Şunun altını çizelim; Vedat Öztürk bu yörede her kesin sevdiği saydığı bir insandır, CHP’ye katılması da bir kazançtır. Akepe’ye katılmayarak bir anlamda “fikir insanı” olduğunu da ortaya koymuştur. Ama kendisine bundan böyle ömür boyu CHP’de kalacağı konusunda bu partiden kefil olan var mı?

Öztürk kendisini CHP’ye “hediye” etmedi; mutlaka belli bir beklentisi de vardır, bunlar nedir? Ve partinin bu işten kazancı nedir?

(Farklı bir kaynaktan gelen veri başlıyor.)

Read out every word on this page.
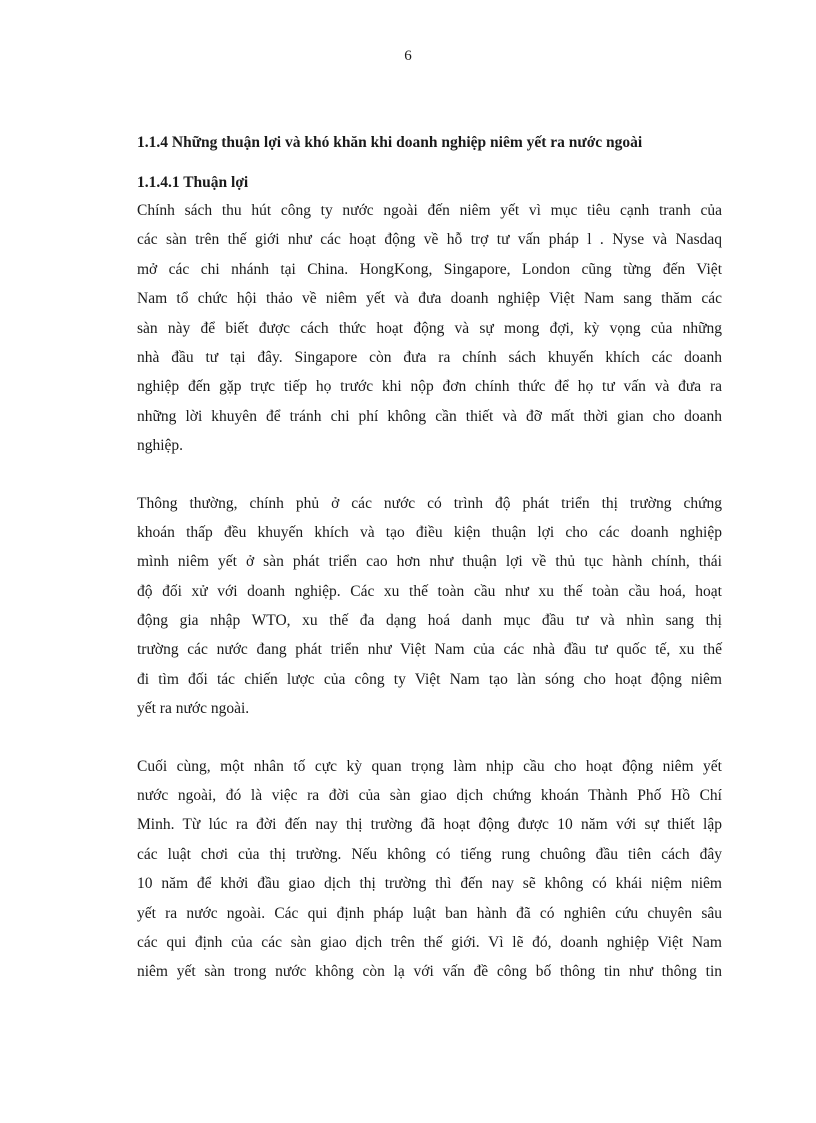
6
1.1.4 Những thuận lợi và khó khăn khi doanh nghiệp niêm yết ra nước ngoài
1.1.4.1 Thuận lợi
Chính sách thu hút công ty nước ngoài đến niêm yết vì mục tiêu cạnh tranh của
các sàn trên thế giới như các hoạt động về hỗ trợ tư vấn pháp l . Nyse và Nasdaq
mở các chi nhánh tại China. HongKong, Singapore, London cũng từng đến Việt
Nam tổ chức hội thảo về niêm yết và đưa doanh nghiệp Việt Nam sang thăm các
sàn này để biết được cách thức hoạt động và sự mong đợi, kỳ vọng của những
nhà đầu tư tại đây. Singapore còn đưa ra chính sách khuyến khích các doanh
nghiệp đến gặp trực tiếp họ trước khi nộp đơn chính thức để họ tư vấn và đưa ra
những lời khuyên để tránh chi phí không cần thiết và đỡ mất thời gian cho doanh
nghiệp.
Thông thường, chính phủ ở các nước có trình độ phát triển thị trường chứng
khoán thấp đều khuyến khích và tạo điều kiện thuận lợi cho các doanh nghiệp
mình niêm yết ở sàn phát triển cao hơn như thuận lợi về thủ tục hành chính, thái
độ đối xử với doanh nghiệp. Các xu thế toàn cầu như xu thế toàn cầu hoá, hoạt
động gia nhập WTO, xu thế đa dạng hoá danh mục đầu tư và nhìn sang thị
trường các nước đang phát triển như Việt Nam của các nhà đầu tư quốc tế, xu thế
đi tìm đối tác chiến lược của công ty Việt Nam tạo làn sóng cho hoạt động niêm
yết ra nước ngoài.
Cuối cùng, một nhân tố cực kỳ quan trọng làm nhịp cầu cho hoạt động niêm yết
nước ngoài, đó là việc ra đời của sàn giao dịch chứng khoán Thành Phố Hồ Chí
Minh. Từ lúc ra đời đến nay thị trường đã hoạt động được 10 năm với sự thiết lập
các luật chơi của thị trường. Nếu không có tiếng rung chuông đầu tiên cách đây
10 năm để khởi đầu giao dịch thị trường thì đến nay sẽ không có khái niệm niêm
yết ra nước ngoài. Các qui định pháp luật ban hành đã có nghiên cứu chuyên sâu
các qui định của các sàn giao dịch trên thế giới. Vì lẽ đó, doanh nghiệp Việt Nam
niêm yết sàn trong nước không còn lạ với vấn đề công bố thông tin như thông tin
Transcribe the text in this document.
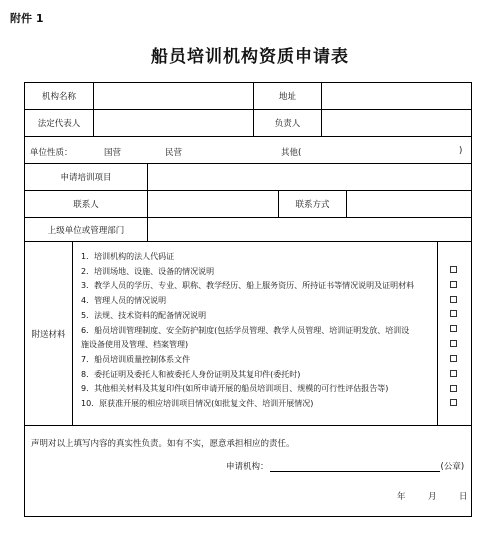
附件 1
船员培训机构资质申请表
机构名称	地址
法定代表人	负责人
单位性质：	国营	民营	其他(	)
申请培训项目
联系人	联系方式
上级单位或管理部门
附送材料
1．培训机构的法人代码证
2．培训场地、设施、设备的情况说明
3．教学人员的学历、专业、职称、教学经历、船上服务资历、所持证书等情况说明及证明材料
4．管理人员的情况说明
5．法规、技术资料的配备情况说明
6．船员培训管理制度、安全防护制度(包括学员管理、教学人员管理、培训证明发放、培训设
施设备使用及管理、档案管理)
7．船员培训质量控制体系文件
8．委托证明及委托人和被委托人身份证明及其复印件(委托时)
9．其他相关材料及其复印件(如所申请开展的船员培训项目、规模的可行性评估报告等)
10．原获准开展的相应培训项目情况(如批复文件、培训开展情况)
声明对以上填写内容的真实性负责。如有不实，愿意承担相应的责任。
申请机构：	(公章)
年	月	日
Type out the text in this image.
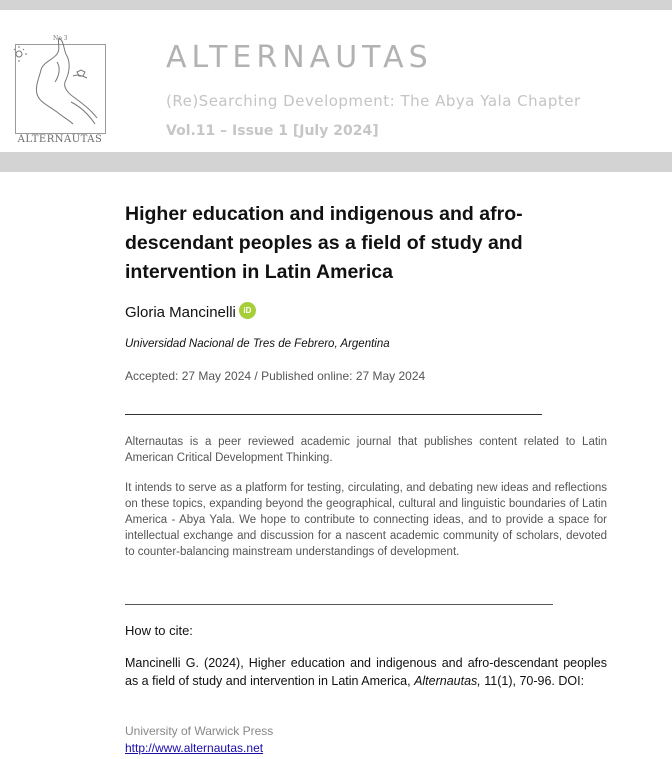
No 3
ALTERNAUTAS
ALTERNAUTAS
(Re)Searching Development: The Abya Yala Chapter
Vol.11 – Issue 1 [July 2024]
Higher education and indigenous and afro-descendant peoples as a field of study and intervention in Latin America
Gloria Mancinelli iD
Universidad Nacional de Tres de Febrero, Argentina
Accepted: 27 May 2024 / Published online: 27 May 2024
Alternautas is a peer reviewed academic journal that publishes content related to Latin American Critical Development Thinking.
It intends to serve as a platform for testing, circulating, and debating new ideas and reflections on these topics, expanding beyond the geographical, cultural and linguistic boundaries of Latin America - Abya Yala. We hope to contribute to connecting ideas, and to provide a space for intellectual exchange and discussion for a nascent academic community of scholars, devoted to counter-balancing mainstream understandings of development.
How to cite:
Mancinelli G. (2024), Higher education and indigenous and afro-descendant peoples as a field of study and intervention in Latin America, Alternautas, 11(1), 70-96. DOI:
University of Warwick Press
http://www.alternautas.net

Adayınız Vedat Bey mi? Şimdi diyecekler ki “çevresi var, oyu var, orada seçimi alırız…”

Peki ya alamazsanız?

Haaaaa?

Şunu demek istiyoruz; böyle “partimize şunu aldık, bunu kazandırdık” şeklinde küçük çaplı düşünceler ve rozet törenleri yerine “şu kadar genç insanı CHP’ye bağladık, Zonguldak’ta artık bir CHP gençliği var, hatta en büyük gençlik bizim gençlik” diye büyük düşünseniz ve bu gençleri parti binalarına çağırıp diğer gençlere doping olacak şekilde seçmene lanse etseniz daha iyi ve olumlu olmaz mı? Hem de yerel seçim öncesi…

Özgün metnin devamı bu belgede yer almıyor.